Image Output Configuration

Complete configuration guide for image generation and reconstruction tasks.

Overview

Image outputs handle visual data generation including:

  • Image synthesis - Creating new images from learned distributions

  • Image reconstruction - Restoring degraded or incomplete images

  • Style transfer - Converting images between different styles

  • Medical image generation - Synthetic medical imaging data

Quick Example

output_info:
  output_source: "my//images/"
  output_name: "synthetic_xray"
  output_type: "image"
output_type_info:
  output_dimensions: [256, 256]
  num_channels: 1
model_config:
  model_type: "array"  # Images use array-based architectures
  model_init_config:
    fc_repr_dim: 1024

Output Type Configuration

class eir.setup.schema_modules.output_schemas_image.ImageOutputTypeConfig(
size: Sequence[int] = (64,),
resize_approach: Literal['resize', 'randomcrop', 'centercrop'] = 'resize',
adaptive_normalization_max_samples: int | None = None,
mean_normalization_values: None | Sequence[float] = None,
stds_normalization_values: None | Sequence[float] = None,
mode: Literal['RGB', 'L', 'RGBA'] | None = None,
num_channels: int | None = None,
loss: Literal['mse', 'diffusion'] = 'mse',
diffusion_time_steps: int | None = 1000,
diffusion_beta_schedule: Literal['linear', 'scaled_linear', 'squaredcos_cap_v2', 'sigmoid'] = 'linear',
)
Parameters:
  • adaptive_normalization_max_samples – If using adaptive normalization (channel / element), how many samples to use to compute the normalization parameters. If None, will use all samples.

  • resize_approach

    The method used for resizing the images. Options are:

    • resize: Directly resize the image to the target size.

    • randomcrop: Resize the image to a larger size than the target and then apply a random crop to the target size.
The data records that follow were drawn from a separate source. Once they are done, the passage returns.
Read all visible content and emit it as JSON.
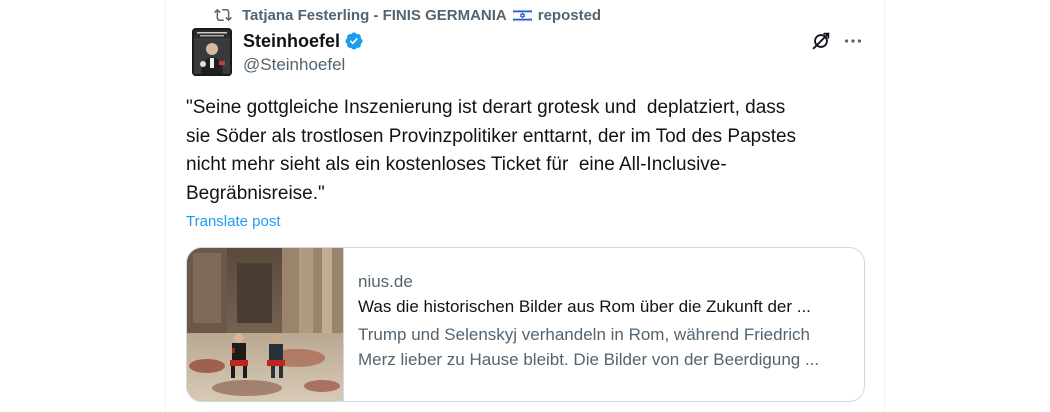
{
  "repost": {
    "user": "Tatjana Festerling - FINIS GERMANIA",
    "flag_icon": "israel-flag-icon",
    "action": "reposted"
  },
  "author": {
    "name": "Steinhoefel",
    "handle": "@Steinhoefel",
    "verified": true,
    "avatar_text": "DIE BILDER PROVINZ"
  },
  "post": {
    "text_lines": [
      "\"Seine gottgleiche Inszenierung ist derart grotesk und  deplatziert, dass",
      "sie Söder als trostlosen Provinzpolitiker enttarnt, der im Tod des Papstes",
      "nicht mehr sieht als ein kostenloses Ticket für  eine All-Inclusive-",
      "Begräbnisreise.\""
    ],
    "translate_label": "Translate post"
  },
  "link_card": {
    "domain": "nius.de",
    "title": "Was die historischen Bilder aus Rom über die Zukunft der ...",
    "description_lines": [
      "Trump und Selenskyj verhandeln in Rom, während Friedrich",
      "Merz lieber zu Hause bleibt. Die Bilder von der Beerdigung ..."
    ]
  },
  "colors": {
    "text": "#0f1419",
    "secondary": "#536471",
    "link": "#1d9bf0",
    "verified": "#1d9bf0",
    "border": "#cfd9de"
  },
  "icons": {
    "repost": "repost-icon",
    "verified": "verified-badge-icon",
    "grok": "grok-icon",
    "more": "more-options-icon"
  }
}
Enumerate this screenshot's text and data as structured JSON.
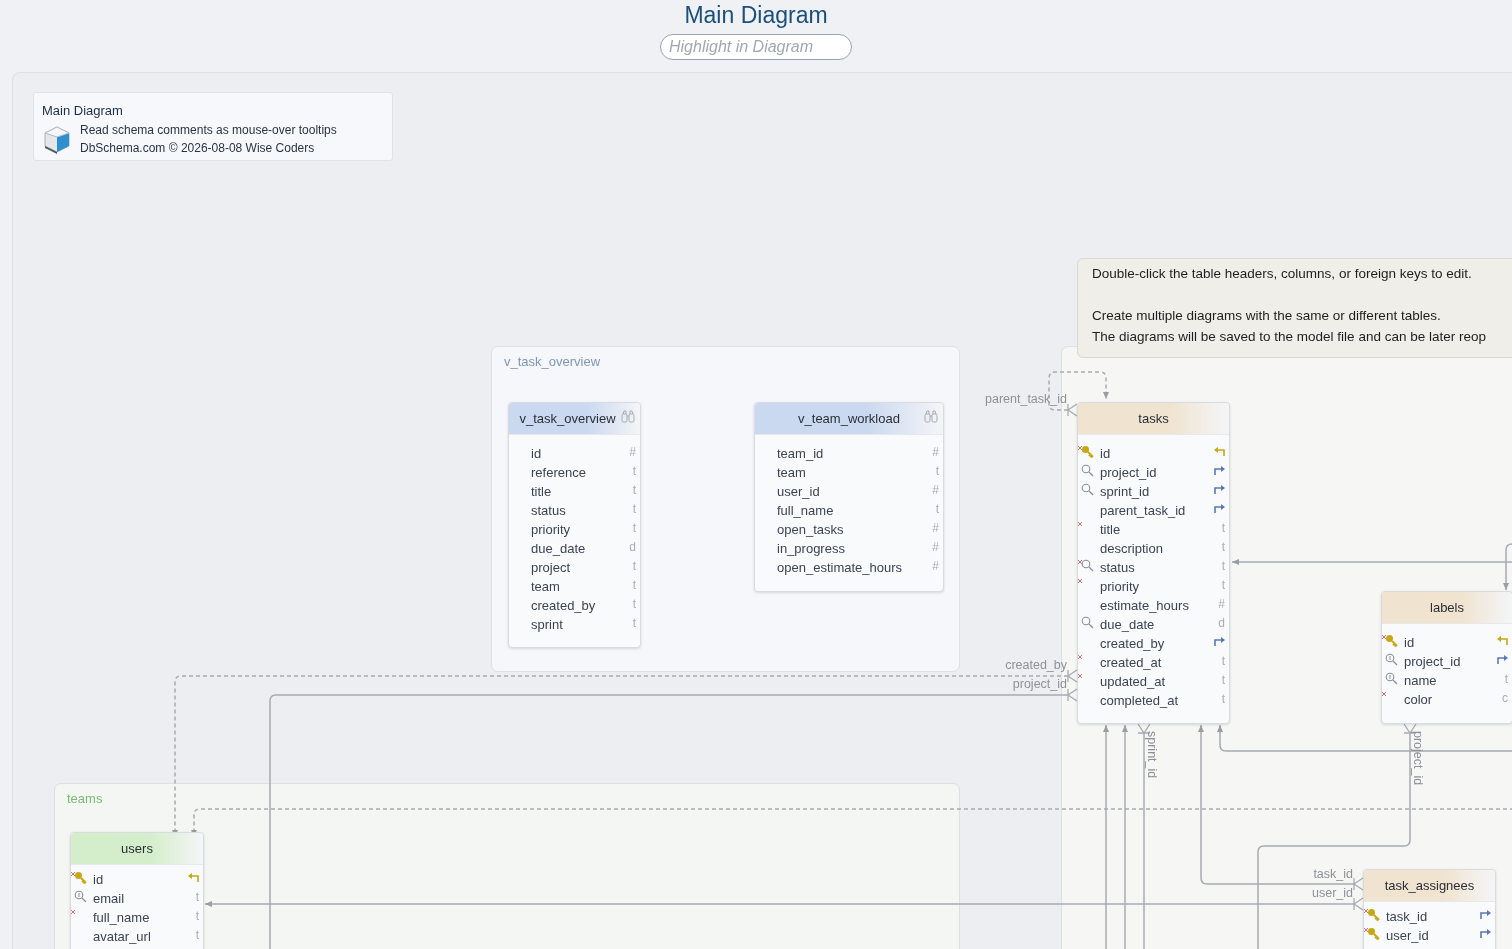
{
  "title": "Main Diagram",
  "search": {
    "placeholder": "Highlight in Diagram"
  },
  "info": {
    "title": "Main Diagram",
    "lines": [
      "Read schema comments as mouse-over tooltips",
      "DbSchema.com © 2026-08-08 Wise Coders"
    ]
  },
  "tooltip": {
    "paragraphs": [
      [
        "Double-click the table headers, columns, or foreign keys to edit."
      ],
      [
        "Create multiple diagrams with the same or different tables.",
        "The diagrams will be saved to the model file and can be later reop"
      ]
    ]
  },
  "groups": [
    {
      "label": "v_task_overview",
      "color": "#7f95ba"
    },
    {
      "label": "teams",
      "color": "#7db877"
    }
  ],
  "tables": [
    {
      "name": "v_task_overview",
      "kind": "view",
      "color": "#cbd9f0",
      "columns": [
        {
          "name": "id",
          "type": "#"
        },
        {
          "name": "reference",
          "type": "t"
        },
        {
          "name": "title",
          "type": "t"
        },
        {
          "name": "status",
          "type": "t"
        },
        {
          "name": "priority",
          "type": "t"
        },
        {
          "name": "due_date",
          "type": "d"
        },
        {
          "name": "project",
          "type": "t"
        },
        {
          "name": "team",
          "type": "t"
        },
        {
          "name": "created_by",
          "type": "t"
        },
        {
          "name": "sprint",
          "type": "t"
        }
      ]
    },
    {
      "name": "v_team_workload",
      "kind": "view",
      "color": "#cbd9f0",
      "columns": [
        {
          "name": "team_id",
          "type": "#"
        },
        {
          "name": "team",
          "type": "t"
        },
        {
          "name": "user_id",
          "type": "#"
        },
        {
          "name": "full_name",
          "type": "t"
        },
        {
          "name": "open_tasks",
          "type": "#"
        },
        {
          "name": "in_progress",
          "type": "#"
        },
        {
          "name": "open_estimate_hours",
          "type": "#"
        }
      ]
    },
    {
      "name": "tasks",
      "kind": "table",
      "color": "#f0e3cf",
      "columns": [
        {
          "name": "id",
          "kind": "pk",
          "required": true
        },
        {
          "name": "project_id",
          "kind": "indexed_fk",
          "required": false
        },
        {
          "name": "sprint_id",
          "kind": "indexed_fk",
          "required": false
        },
        {
          "name": "parent_task_id",
          "kind": "fk",
          "required": false
        },
        {
          "name": "title",
          "kind": "plain",
          "type": "t",
          "required": true
        },
        {
          "name": "description",
          "kind": "plain",
          "type": "t",
          "required": false
        },
        {
          "name": "status",
          "kind": "indexed",
          "type": "t",
          "required": true
        },
        {
          "name": "priority",
          "kind": "plain",
          "type": "t",
          "required": true
        },
        {
          "name": "estimate_hours",
          "kind": "plain",
          "type": "#",
          "required": false
        },
        {
          "name": "due_date",
          "kind": "indexed",
          "type": "d",
          "required": false
        },
        {
          "name": "created_by",
          "kind": "fk",
          "required": false
        },
        {
          "name": "created_at",
          "kind": "plain",
          "type": "t",
          "required": true
        },
        {
          "name": "updated_at",
          "kind": "plain",
          "type": "t",
          "required": true
        },
        {
          "name": "completed_at",
          "kind": "plain",
          "type": "t",
          "required": false
        }
      ]
    },
    {
      "name": "labels",
      "kind": "table",
      "color": "#f0e3cf",
      "columns": [
        {
          "name": "id",
          "kind": "pk",
          "required": true
        },
        {
          "name": "project_id",
          "kind": "unique_fk",
          "required": false
        },
        {
          "name": "name",
          "kind": "unique",
          "type": "t",
          "required": false
        },
        {
          "name": "color",
          "kind": "plain",
          "type": "c",
          "required": true
        }
      ]
    },
    {
      "name": "users",
      "kind": "table",
      "color": "#d4eecb",
      "columns": [
        {
          "name": "id",
          "kind": "pk",
          "required": true
        },
        {
          "name": "email",
          "kind": "unique",
          "type": "t",
          "required": false
        },
        {
          "name": "full_name",
          "kind": "plain",
          "type": "t",
          "required": true
        },
        {
          "name": "avatar_url",
          "kind": "plain",
          "type": "t",
          "required": false
        }
      ]
    },
    {
      "name": "task_assignees",
      "kind": "table",
      "color": "#f0e3cf",
      "columns": [
        {
          "name": "task_id",
          "kind": "key_fk",
          "required": true
        },
        {
          "name": "user_id",
          "kind": "key_fk",
          "required": true
        }
      ]
    }
  ],
  "relations": [
    {
      "label": "parent_task_id",
      "dashed": true
    },
    {
      "label": "created_by",
      "dashed": true
    },
    {
      "label": "project_id",
      "dashed": false
    },
    {
      "label": "sprint_id",
      "dashed": false
    },
    {
      "label": "project_id",
      "dashed": false
    },
    {
      "label": "task_id",
      "dashed": false
    },
    {
      "label": "user_id",
      "dashed": false
    }
  ]
}
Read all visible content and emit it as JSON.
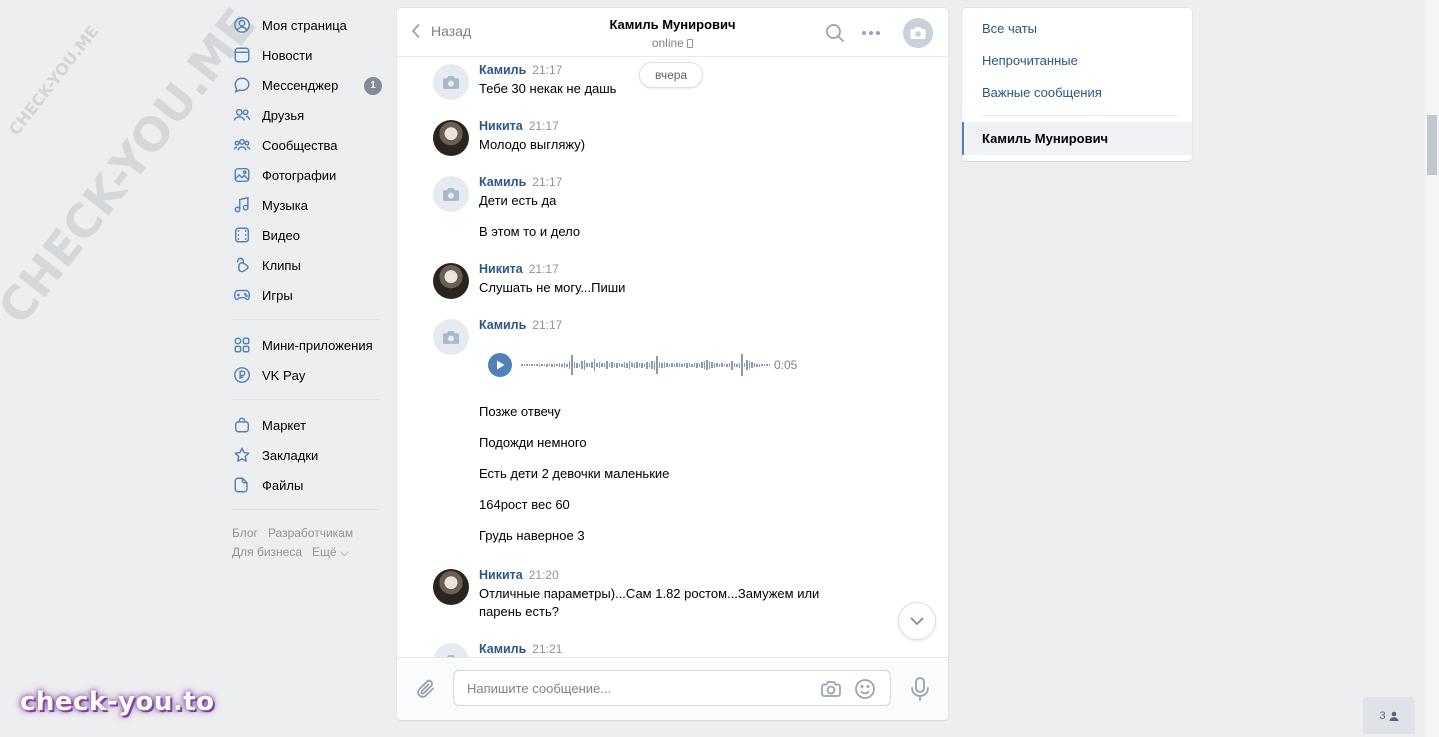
{
  "watermark": {
    "small": "CHECK-YOU.ME",
    "large": "CHECK-YOU.ME",
    "brand": "check-you.to"
  },
  "nav": {
    "items": [
      {
        "label": "Моя страница",
        "icon": "user-circle-icon"
      },
      {
        "label": "Новости",
        "icon": "news-icon"
      },
      {
        "label": "Мессенджер",
        "icon": "message-icon",
        "badge": "1"
      },
      {
        "label": "Друзья",
        "icon": "friends-icon"
      },
      {
        "label": "Сообщества",
        "icon": "groups-icon"
      },
      {
        "label": "Фотографии",
        "icon": "photo-icon"
      },
      {
        "label": "Музыка",
        "icon": "music-icon"
      },
      {
        "label": "Видео",
        "icon": "video-icon"
      },
      {
        "label": "Клипы",
        "icon": "clips-icon"
      },
      {
        "label": "Игры",
        "icon": "gamepad-icon"
      }
    ],
    "items2": [
      {
        "label": "Мини-приложения",
        "icon": "apps-icon"
      },
      {
        "label": "VK Pay",
        "icon": "vkpay-icon"
      }
    ],
    "items3": [
      {
        "label": "Маркет",
        "icon": "market-icon"
      },
      {
        "label": "Закладки",
        "icon": "star-icon"
      },
      {
        "label": "Файлы",
        "icon": "file-icon"
      }
    ],
    "footer": {
      "blog": "Блог",
      "dev": "Разработчикам",
      "biz": "Для бизнеса",
      "more": "Ещё ⌵"
    }
  },
  "chat": {
    "back_label": "Назад",
    "peer_name": "Камиль Мунирович",
    "peer_status": "online",
    "date_pill": "вчера",
    "messages": [
      {
        "author": "Камиль",
        "time": "21:17",
        "lines": [
          "Тебе 30 некак не дашь"
        ]
      },
      {
        "author": "Никита",
        "time": "21:17",
        "lines": [
          "Молодо выгляжу)"
        ]
      },
      {
        "author": "Камиль",
        "time": "21:17",
        "lines": [
          "Дети есть да",
          "В этом то и дело"
        ]
      },
      {
        "author": "Никита",
        "time": "21:17",
        "lines": [
          "Слушать не могу...Пиши"
        ]
      },
      {
        "author": "Камиль",
        "time": "21:17",
        "audio_duration": "0:05",
        "lines": [
          "Позже отвечу",
          "Подожди немного",
          "Есть дети 2 девочки маленькие",
          "164рост вес 60",
          "Грудь наверное 3"
        ]
      },
      {
        "author": "Никита",
        "time": "21:20",
        "lines": [
          "Отличные параметры)...Сам 1.82 ростом...Замужем или парень есть?"
        ]
      },
      {
        "author": "Камиль",
        "time": "21:21",
        "lines": []
      }
    ],
    "composer_placeholder": "Напишите сообщение..."
  },
  "folders": {
    "all": "Все чаты",
    "unread": "Непрочитанные",
    "important": "Важные сообщения",
    "active_chat": "Камиль Мунирович"
  },
  "chat_count": "3"
}
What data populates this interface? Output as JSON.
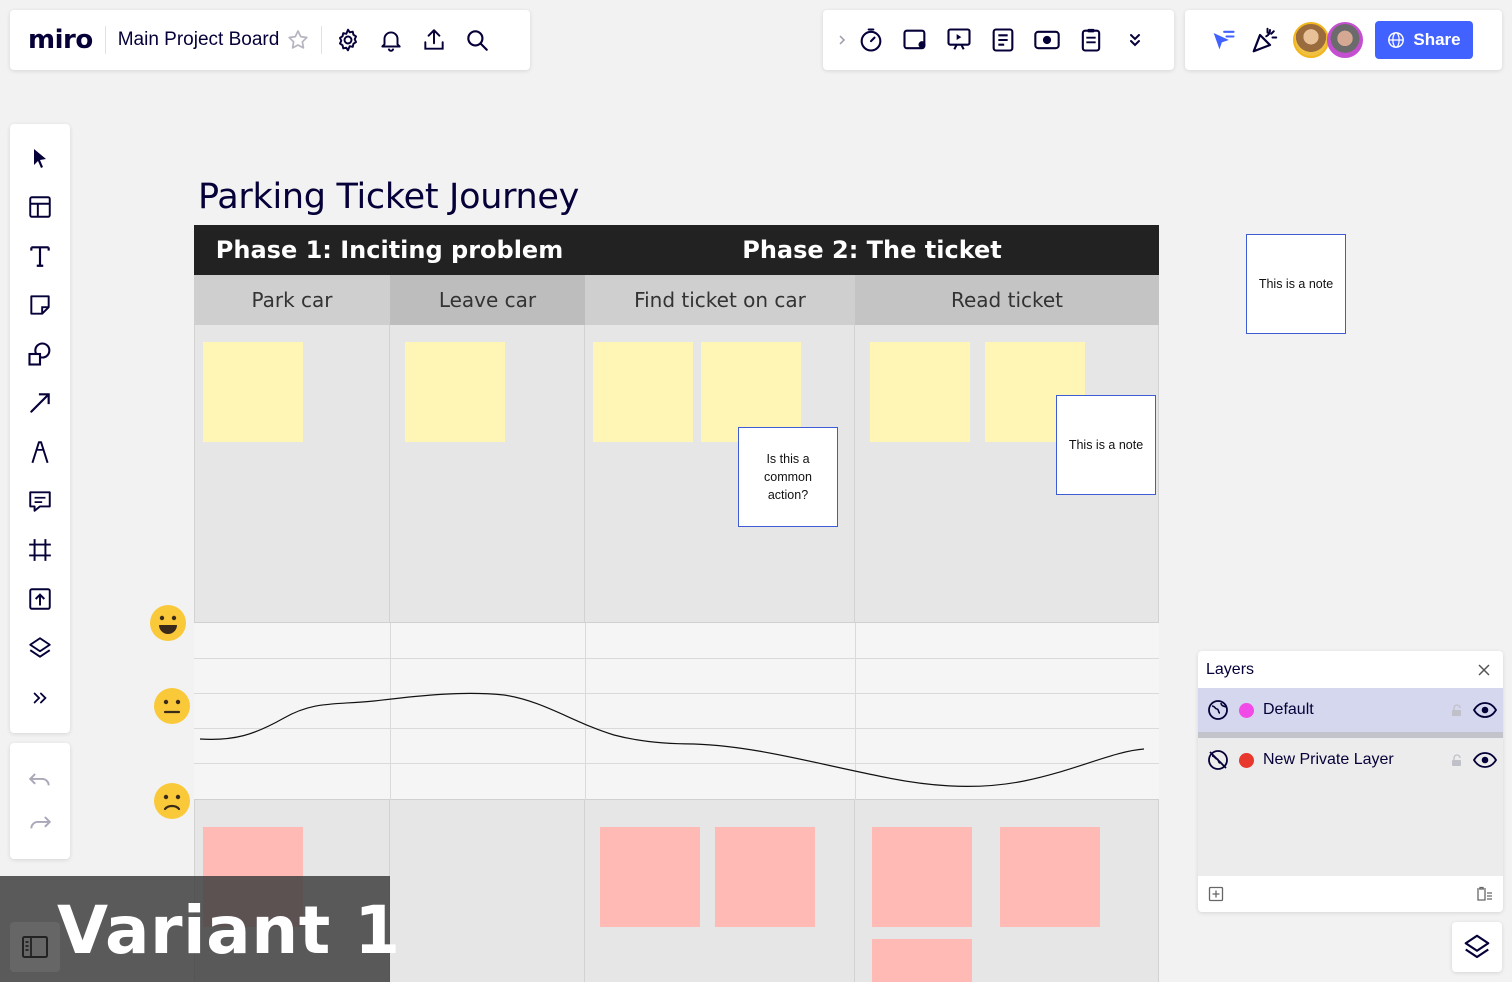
{
  "header": {
    "logo": "miro",
    "board_title": "Main Project Board",
    "share_label": "Share"
  },
  "board": {
    "title": "Parking Ticket Journey",
    "phases": [
      {
        "label": "Phase 1: Inciting problem"
      },
      {
        "label": "Phase 2: The ticket"
      }
    ],
    "steps": [
      {
        "label": "Park car"
      },
      {
        "label": "Leave car"
      },
      {
        "label": "Find ticket on car"
      },
      {
        "label": "Read ticket"
      }
    ],
    "notes": [
      {
        "text": "Is this a common action?"
      },
      {
        "text": "This is a note"
      },
      {
        "text": "This is a note"
      }
    ],
    "emotions": [
      "happy-face-icon",
      "neutral-face-icon",
      "sad-face-icon"
    ]
  },
  "layers": {
    "title": "Layers",
    "items": [
      {
        "name": "Default",
        "color": "#f24ae6"
      },
      {
        "name": "New Private Layer",
        "color": "#e8372c"
      }
    ]
  },
  "overlay": {
    "variant_label": "Variant 1"
  },
  "colors": {
    "accent": "#4262ff",
    "sticky_yellow": "#fff6b6",
    "sticky_red": "#ffbab5",
    "phase_bar": "#222222"
  }
}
    • centercrop: Resize the image to a larger size than the target and then apply a center crop to the target size.

  • mean_normalization_values – Average channel values to normalize images with. This can be a sequence matching the number of channels, or None. If None and using a pretrained model, the values used for the model pretraining will be used. If None and training from scratch will iterate over training data and compute the running average per channel.

  • stds_normalization_values – Standard deviation channel values to normalize images with. This can be a sequence mathing the number of channels, or None. If None and using a pretrained model, the values used for the model pretraining will be used. If None and training from scratch, will iterate over training data and compute the running average per channel.

  • mode

    An explicit mode to convert loaded images to. Useful when working with input data with a mixed number of channels, or you want to convert images to a specific mode. Options are

    • RGB: Red, Green, Blue (channels=3)

    • L: Grayscale (channels=1)

    • RGBA: Red, Green, Blue, Alpha (channels=4)

  • num_channels – Number of channels in the images. If None, will try to infer the number of channels from a random image in the training data. Useful when known ahead of time how many channels the images have, will raise an error if an image with a different number of channels is encountered.

  • loss – Which loss to use for training the model. Either mse or diffusion.

  • diffusion_time_steps – Number of time steps to use for diffusion loss. Only used if loss is set to diffusion.

  • diffusion_beta_schedule

    Scheduler type to use for the diffusion process. Options are:

    • linear

    • scaled_linear

    • squaredcos_cap_v2

    • sigmoid

Output Module Configuration

Image outputs typically use array-based output modules. See Array Output Configuration for detailed configuration options.